The card
PowerColor decided to equip the Radeon R9 290X LCS with the new waterblock
from EK Water Blocks, named the FC R9-290X and Powercolor has been using EK waterblocks since
the HD 4870 days. The
EK- FC R9-290X is a water block design for reference R9 290X PCBs and as its
a full-cover design, it cools the memory, GPU and the VRM part as well. Overall, the cooler is well made and the finish is on a very reasonable level
too, as expected from the EK Water Blocks. A good quality thermal paste has been spread all over the
GPU, memory and the VRM zone.
It is definitely a smart idea to use a water block on the R9 series from AMD because the
of temprature
limit protection. In this case the GPU downclocks automatically in order to avoid
damage to the
graphic card which in the end means loosing performance in most if not all games.
With this water cooled version we
did not notice this problem and the graphics card was at its 100% usage without loosing
performance.
Like the reference model, the PowerColor LCS has a DIP switch to select between
two BIOS options. Unfortunately, the switch is not labled labelled. The SW1 is
the so called "uber mode" which puts the card at 1000MHz for the GPU and 1250MHz
(5.0GHz DDR5) for the memory, while SW2 is Overclocked mode which puts it at
1060MHz for the GPU and 1350MHz (5.4GHz DDR5) for the memory. This is
unfortunately not mentioned in the bundled documentation or on the website
product page.
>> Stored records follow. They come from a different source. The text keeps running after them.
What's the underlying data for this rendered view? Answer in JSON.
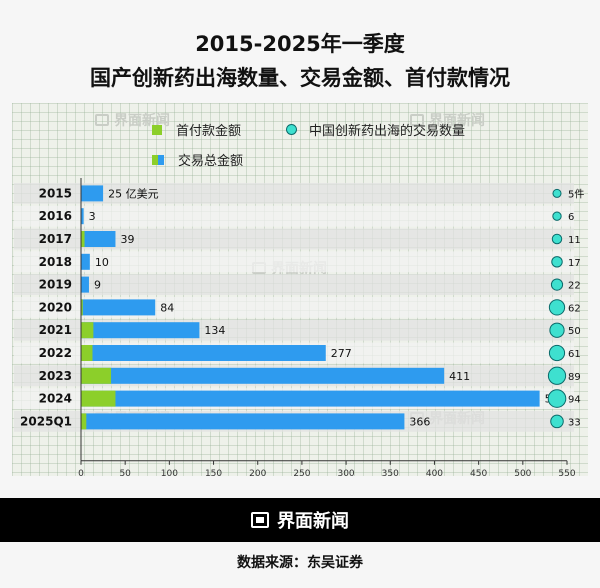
{
  "title_line1": "2015-2025年一季度",
  "title_line2": "国产创新药出海数量、交易金额、首付款情况",
  "legend": {
    "upfront": "首付款金额",
    "count": "中国创新药出海的交易数量",
    "total": "交易总金额"
  },
  "colors": {
    "upfront": "#8ccf2a",
    "total": "#2e9bef",
    "bubble": "#3ee0cf",
    "bubble_stroke": "#0b6a6a"
  },
  "watermark": "界面新闻",
  "footer_logo": "界面新闻",
  "source": "数据来源：东吴证券",
  "chart_data": {
    "type": "bar",
    "orientation": "horizontal",
    "stacked": "overlay",
    "categories": [
      "2015",
      "2016",
      "2017",
      "2018",
      "2019",
      "2020",
      "2021",
      "2022",
      "2023",
      "2024",
      "2025Q1"
    ],
    "series": [
      {
        "name": "交易总金额",
        "values": [
          25,
          3,
          39,
          10,
          9,
          84,
          134,
          277,
          411,
          519,
          366
        ]
      },
      {
        "name": "首付款金额",
        "values": [
          0,
          0,
          4,
          0,
          0,
          2,
          14,
          13,
          34,
          39,
          6
        ]
      },
      {
        "name": "中国创新药出海的交易数量",
        "values": [
          5,
          6,
          11,
          17,
          22,
          62,
          50,
          61,
          89,
          94,
          33
        ]
      }
    ],
    "value_labels": [
      "25 亿美元",
      "3",
      "39",
      "10",
      "9",
      "84",
      "134",
      "277",
      "411",
      "519",
      "366"
    ],
    "count_labels": [
      "5件",
      "6",
      "11",
      "17",
      "22",
      "62",
      "50",
      "61",
      "89",
      "94",
      "33"
    ],
    "xticks": [
      0,
      50,
      100,
      150,
      200,
      250,
      300,
      350,
      400,
      450,
      500,
      550
    ],
    "xlim": [
      0,
      550
    ]
  }
}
Unlike the reference model, PowerColor chose to equip its card
with Overclocked mode BIOS rather than a normal/uber mode BIOS seen on reference
R9 290X graphics cards. In our opinion, PowerColor definitely made the right
choice since the water cooler can certainly cope with it. We have tested both
modes and surprisingly we did not experience any performance loss using the
Overclocked BIOS due to low tempratures. The GPU was at around 30 degrees in
idle and under load with Furmark, the GPU reached 46 degrees and never passed 42
degrees during any game or other benchmark.
We were quite and pleasantly surprised with the achievement, as this card did our maximum stable
overclocking test with ease. We used Furemark V1.11.0 Geeks3D benchmark with 15 minutes
duration, anmd the PowerColor LCS 290X was stable at 1310MHz on GPU and 1570MHz on
memory with 1.35 GPU voltage and default memory voltage. Thanks to the high
leakage chip and, of course, the EK Water Block high quality water block, which covers the more critical part of
R9 series, the VRM part, the maximum temprature at those voltages and frequency was
a mere 53 degrees.
Powercolor has decided to cool its Radeon R9 290X LCS with a full-cover
water cooling block and
full cover backplate which prevents bending and protect the card at the same time.
Checking the voltage regulation module temprature, we never passed 59
degress in full load using Furmark and in idle we measured a rather funny 29
degrees. For the first time on recent graphic cards, we found international
rectifier IR 35678 for the GPU, and one uP1631P from uPI Semiconductor for the
memory.
The memory chips used are made by Elpida and carry the model number
W2032BBBG-6A-F. They are specified to run at 1'350MHz (5'400 MHz effective).